China was the top bidder from 2014 to the first-quarter of 2017 (1Q17), accounting for 19% of the total inbound M&A with 86 deals worth US$15.3 billion (RM65.48 billion), while by volume, Japan held the top seat with 182 deals worth US$11.8 billion.
Japanese acquisitions are driven by the need to access new markets and transfer manufacturing assets out of Japan, into cheaper Asean labour markets.
Chinese acquisitions, despite government capital controls, are also likely to continue as Asean offers cheaper targets than more advanced markets — corporate China seeks value assets to bolster sustainable growth.
Significantly, China’s Belt and Road Initiative may open the floodgates of Chinese investments.
In May, China announced plans to invest US$124 billion in the initiative, which could fuel infrastructure development in the region, laying the brickwork for growth in other sectors.
In October 2015, China and Indonesia entered into a US$5.5 billion joint venture to build Indonesia’s first national high-speed rail with 75% funding from China Development Bank.
Furthermore, the Regional Comprehensive Economic Partnership (RCEP) could boost Chinese and Japanese interest in Asean forays. Both countries have demonstrated impetus in finalising the RCEP with the demise of the Trans-Pacific Partnership.

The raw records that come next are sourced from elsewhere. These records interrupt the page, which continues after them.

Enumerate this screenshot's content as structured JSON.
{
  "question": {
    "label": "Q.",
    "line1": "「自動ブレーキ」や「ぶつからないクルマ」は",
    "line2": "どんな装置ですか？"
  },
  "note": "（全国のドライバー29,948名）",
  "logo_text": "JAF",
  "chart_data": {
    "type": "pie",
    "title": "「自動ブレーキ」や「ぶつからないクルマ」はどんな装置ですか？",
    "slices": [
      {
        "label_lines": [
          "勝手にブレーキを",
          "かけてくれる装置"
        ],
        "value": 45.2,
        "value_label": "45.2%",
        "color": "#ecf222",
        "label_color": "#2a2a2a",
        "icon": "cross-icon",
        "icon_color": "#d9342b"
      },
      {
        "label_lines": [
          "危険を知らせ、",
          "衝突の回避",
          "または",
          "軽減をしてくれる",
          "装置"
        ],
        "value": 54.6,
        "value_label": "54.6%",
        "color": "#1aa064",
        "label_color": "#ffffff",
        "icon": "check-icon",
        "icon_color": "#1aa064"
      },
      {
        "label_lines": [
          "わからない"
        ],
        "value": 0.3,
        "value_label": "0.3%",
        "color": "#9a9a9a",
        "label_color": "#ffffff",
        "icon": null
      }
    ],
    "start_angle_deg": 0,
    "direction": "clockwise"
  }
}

Meanwhile, 2016 closed with 89 intra-regional deals worth US$18.9 billion, registering a sizable year-on-year increase of 368% in value and 19% in volume from 2015, when only 75 deals worth US$4 billion came to to market.
M&A within Asean may become more pronounced as the Asean Economic Community — formalised in December 2015.

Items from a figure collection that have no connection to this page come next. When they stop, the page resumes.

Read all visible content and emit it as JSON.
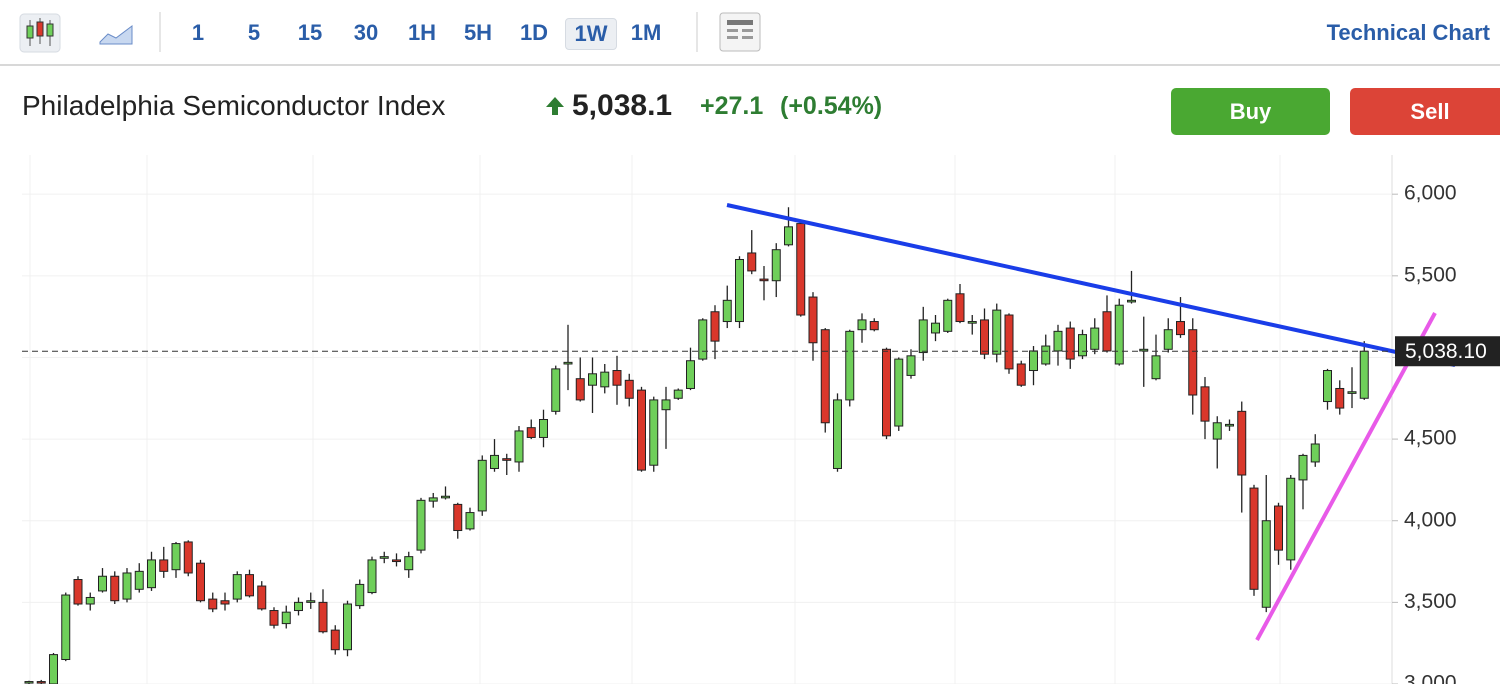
{
  "toolbar": {
    "intervals": [
      "1",
      "5",
      "15",
      "30",
      "1H",
      "5H",
      "1D",
      "1W",
      "1M"
    ],
    "active": "1W",
    "link": "Technical Chart"
  },
  "header": {
    "name": "Philadelphia Semiconductor Index",
    "price": "5,038.1",
    "change": "+27.1",
    "change_pct": "(+0.54%)",
    "buy": "Buy",
    "sell": "Sell"
  },
  "chart_data": {
    "type": "candlestick",
    "up_color": "#6fcf5a",
    "down_color": "#d9372b",
    "ylim": [
      3000,
      6240
    ],
    "yticks": [
      {
        "value": 3000,
        "label": "3,000"
      },
      {
        "value": 3500,
        "label": "3,500"
      },
      {
        "value": 4000,
        "label": "4,000"
      },
      {
        "value": 4500,
        "label": "4,500"
      },
      {
        "value": 5000,
        "label": "5,000"
      },
      {
        "value": 5500,
        "label": "5,500"
      },
      {
        "value": 6000,
        "label": "6,000"
      }
    ],
    "grid": true,
    "last_price": {
      "value": 5038.1,
      "label": "5,038.10"
    },
    "open": [
      3010,
      3015,
      3000,
      3150,
      3640,
      3490,
      3570,
      3660,
      3520,
      3580,
      3590,
      3760,
      3700,
      3870,
      3740,
      3520,
      3510,
      3520,
      3670,
      3600,
      3450,
      3370,
      3450,
      3500,
      3500,
      3330,
      3210,
      3480,
      3560,
      3770,
      3760,
      3700,
      3820,
      4120,
      4140,
      4100,
      3950,
      4060,
      4320,
      4380,
      4360,
      4570,
      4510,
      4670,
      4960,
      4870,
      4830,
      4820,
      4920,
      4860,
      4800,
      4340,
      4680,
      4750,
      4810,
      4990,
      5280,
      5220,
      5220,
      5640,
      5480,
      5470,
      5690,
      5820,
      5370,
      5170,
      4320,
      4740,
      5170,
      5220,
      5050,
      4580,
      4890,
      5030,
      5150,
      5160,
      5390,
      5210,
      5230,
      5020,
      5260,
      4960,
      4920,
      4960,
      5040,
      5180,
      5010,
      5050,
      5280,
      4960,
      5340,
      5040,
      4870,
      5050,
      5220,
      5170,
      4820,
      4500,
      4580,
      4670,
      4200,
      3470,
      4090,
      3760,
      4250,
      4360,
      4730,
      4810,
      4780,
      4750
    ],
    "high": [
      3020,
      3025,
      3190,
      3560,
      3660,
      3560,
      3710,
      3690,
      3710,
      3740,
      3810,
      3840,
      3870,
      3880,
      3760,
      3560,
      3560,
      3690,
      3700,
      3630,
      3470,
      3480,
      3530,
      3560,
      3580,
      3360,
      3510,
      3640,
      3780,
      3810,
      3800,
      3810,
      4140,
      4170,
      4210,
      4110,
      4080,
      4400,
      4500,
      4410,
      4580,
      4620,
      4680,
      4950,
      5200,
      5000,
      5000,
      4960,
      5010,
      4900,
      4820,
      4760,
      4820,
      4810,
      5060,
      5240,
      5320,
      5440,
      5620,
      5780,
      5560,
      5700,
      5920,
      5830,
      5400,
      5180,
      4780,
      5170,
      5270,
      5240,
      5060,
      5000,
      5050,
      5310,
      5260,
      5360,
      5450,
      5260,
      5300,
      5330,
      5270,
      4980,
      5070,
      5140,
      5200,
      5220,
      5170,
      5240,
      5380,
      5360,
      5530,
      5250,
      5140,
      5240,
      5370,
      5240,
      4880,
      4640,
      4620,
      4730,
      4220,
      4280,
      4110,
      4280,
      4410,
      4530,
      4930,
      4860,
      4940,
      5100
    ],
    "low": [
      2990,
      3000,
      2990,
      3140,
      3480,
      3450,
      3560,
      3490,
      3500,
      3560,
      3570,
      3650,
      3650,
      3660,
      3500,
      3440,
      3450,
      3500,
      3530,
      3450,
      3340,
      3340,
      3420,
      3460,
      3310,
      3180,
      3170,
      3460,
      3550,
      3740,
      3720,
      3650,
      3800,
      4080,
      4130,
      3890,
      3940,
      4030,
      4300,
      4280,
      4300,
      4500,
      4450,
      4650,
      4800,
      4730,
      4660,
      4780,
      4710,
      4700,
      4300,
      4300,
      4440,
      4740,
      4800,
      4980,
      4990,
      5180,
      5180,
      5510,
      5350,
      5370,
      5680,
      5250,
      4980,
      4540,
      4300,
      4700,
      5090,
      5160,
      4500,
      4550,
      4870,
      4980,
      5100,
      5150,
      5210,
      5140,
      4990,
      4970,
      4900,
      4820,
      4830,
      4950,
      4950,
      4930,
      4990,
      5020,
      5030,
      4950,
      5330,
      4820,
      4860,
      5030,
      5120,
      4650,
      4500,
      4320,
      4550,
      4050,
      3540,
      3440,
      3730,
      3700,
      4070,
      4330,
      4680,
      4650,
      4690,
      4740
    ],
    "close": [
      3015,
      3010,
      3180,
      3545,
      3490,
      3530,
      3660,
      3510,
      3680,
      3690,
      3760,
      3690,
      3860,
      3680,
      3510,
      3460,
      3490,
      3670,
      3540,
      3460,
      3360,
      3440,
      3500,
      3510,
      3320,
      3210,
      3490,
      3610,
      3760,
      3780,
      3750,
      3780,
      4125,
      4140,
      4150,
      3940,
      4050,
      4370,
      4400,
      4370,
      4550,
      4510,
      4620,
      4930,
      4970,
      4740,
      4900,
      4910,
      4830,
      4750,
      4310,
      4740,
      4740,
      4800,
      4980,
      5230,
      5100,
      5350,
      5600,
      5530,
      5470,
      5660,
      5800,
      5260,
      5090,
      4600,
      4740,
      5160,
      5230,
      5170,
      4520,
      4990,
      5010,
      5230,
      5210,
      5350,
      5220,
      5220,
      5020,
      5290,
      4930,
      4830,
      5040,
      5070,
      5160,
      4990,
      5140,
      5180,
      5040,
      5320,
      5350,
      5050,
      5010,
      5170,
      5140,
      4770,
      4610,
      4600,
      4590,
      4280,
      3580,
      4000,
      3820,
      4260,
      4400,
      4470,
      4920,
      4690,
      4790,
      5038.1
    ]
  }
}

It represents the establishment of a unified market of US$2.6 trillion with a combined population of more than 622 million.
Thailand was the top target jurisdiction for intra-Asean M&A by value from 2014 to 1Q17, with US$10.3 billion from 38 deals.

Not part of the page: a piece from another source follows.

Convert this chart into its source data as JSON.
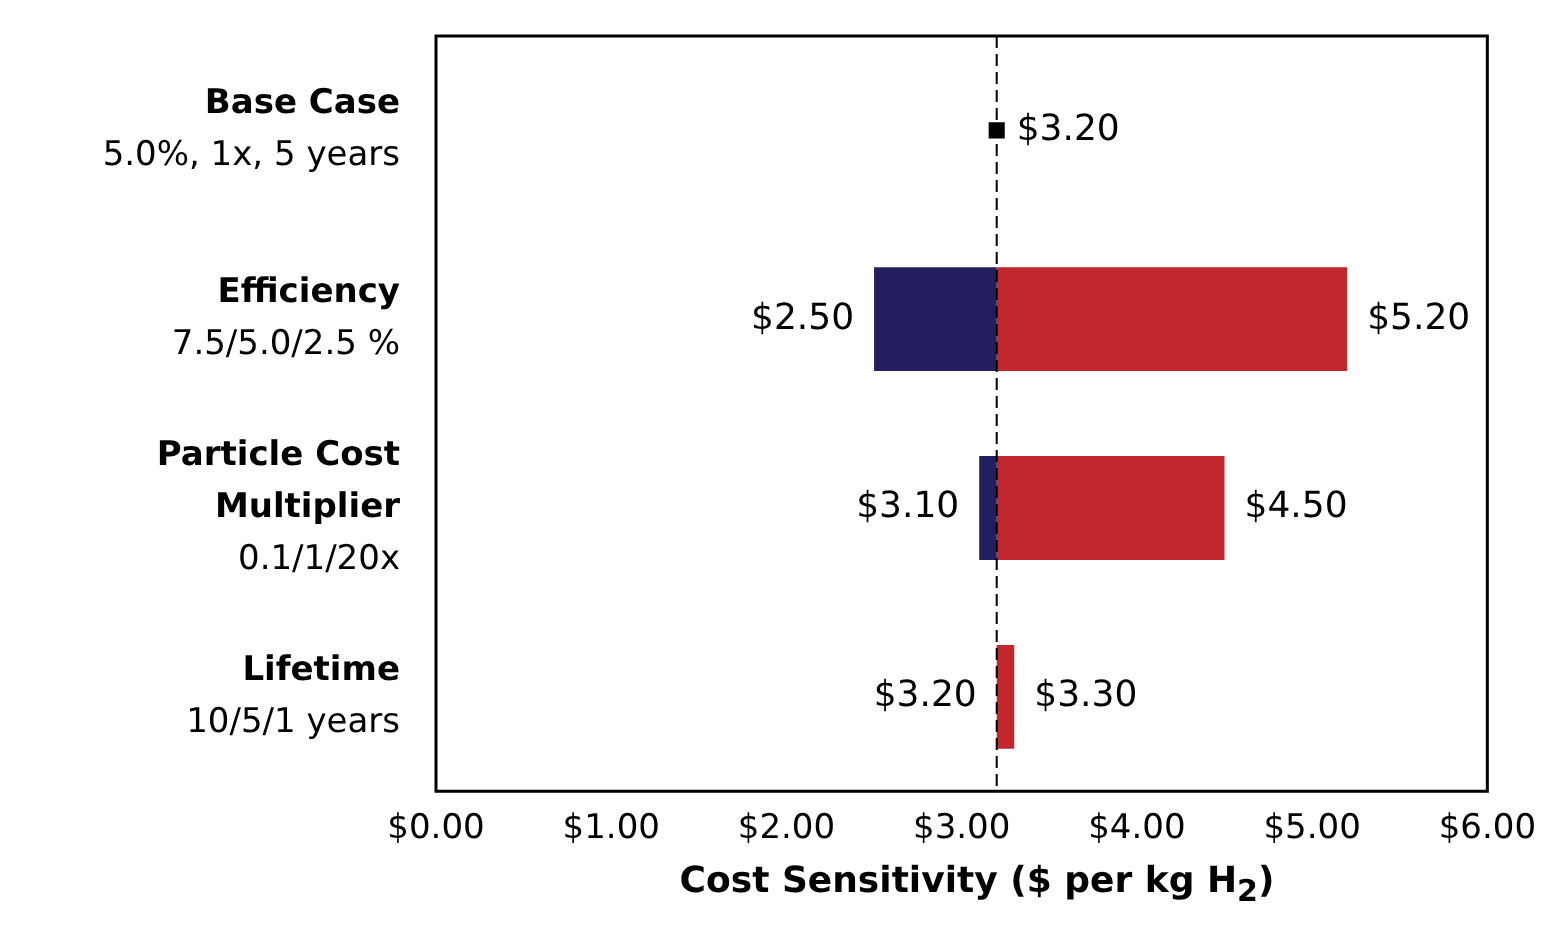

The country is also the top bidder for intra-regional M&A by value, contributing to 46 deals worth US$12.9 billion from 2014 to 1Q17.
Activity in 1Q17 was high-lighted by the US$440 million acquisition of Vietnam Construction Materials JSC by Thailand-based SCG Cement-Building Material Co Ltd.
Indonesia came in first for volume and second for value as a target for intra-regional M&A from 2014 to 1Q17, with 76 deals worth US$8.1 billion.
With 30 deals worth US$4.5 billion, Vietnam was the third leading target jurisdiction by value from 2014 to 1Q17, while companies listed on its stock exchange continue to face restrictions in gaining additional foreign ownership — the government is reportedly planning for foreign involvement in infrastructure projects, which are expected to require US$400 billion over the next 10 years.
Coming in second for intra-regional M&A by volume are technology, media and telecommunications (TMT) with 42 deals worth US$2.6 billion from 2014 to 1Q17.
TMT could see further deal-making as Asean corporations turn to inorganic growth to catch up with more advanced economies on a global trajectory towards a fourth industrial revolution.